Zhou Nian, Polozov Alexandre M, O'Connell Matthew, Burgeson James, Yu Peng, Zeller Wayne, Zhang Jun, Onua Emmanuel, Ramirez Jose, Palsdottir Gudrun A, Halldorsdottir Gudrun V, Andresson Thorkell, Kiselyov Alex S, Gurney Mark, Singh Jasbir
deCODE Chemistry, Woodridge, IL 60517, USA.
Bioorg Med Chem Lett. 2010 Apr 15;20(8):2658-64. doi: 10.1016/j.bmcl.2010.02.028. Epub 2010 Feb 25.

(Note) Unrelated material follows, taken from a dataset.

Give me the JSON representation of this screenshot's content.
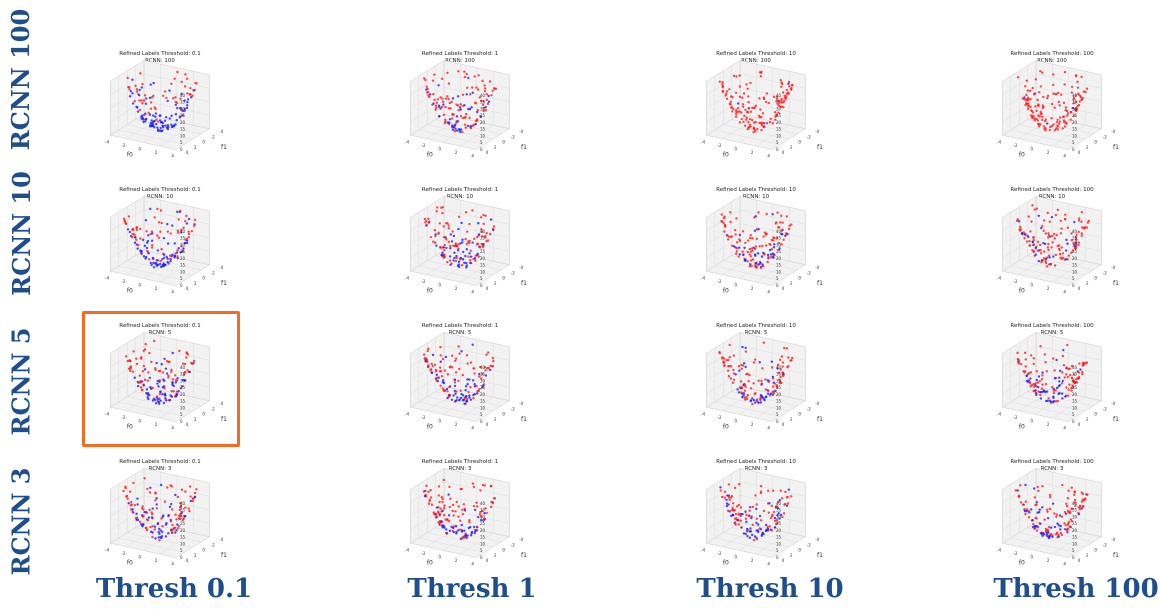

A series of novel 1,7-disubstituted oxyindoles were shown to be potent and selective EP(3) receptor antagonists. Variation of substitution pattern at the C-3 position of indole enhanced in vitro metabolic stability of the resulting derivatives. Series 27a-c showed >1000-fold selectivity over a panel of prostanoid receptors including IP, FP, EP(1), EP(2) and EP(4). These agents also featured low CYP inhibition and good activity in the functional rat platelet aggregation assay.
一系列新型的1,7-二取代氧化吲哚被证明是强效且选择性的EP(3)受体拮抗剂。吲哚C-3位取代模式的变化增强了所得衍生物的体外代谢稳定性。系列27a - c对包括IP、FP、EP(1)、EP(2)和EP(4)在内的一组前列腺素受体表现出超过1000倍的选择性。这些药物在功能性大鼠血小板聚集试验中还具有低CYP抑制作用和良好活性。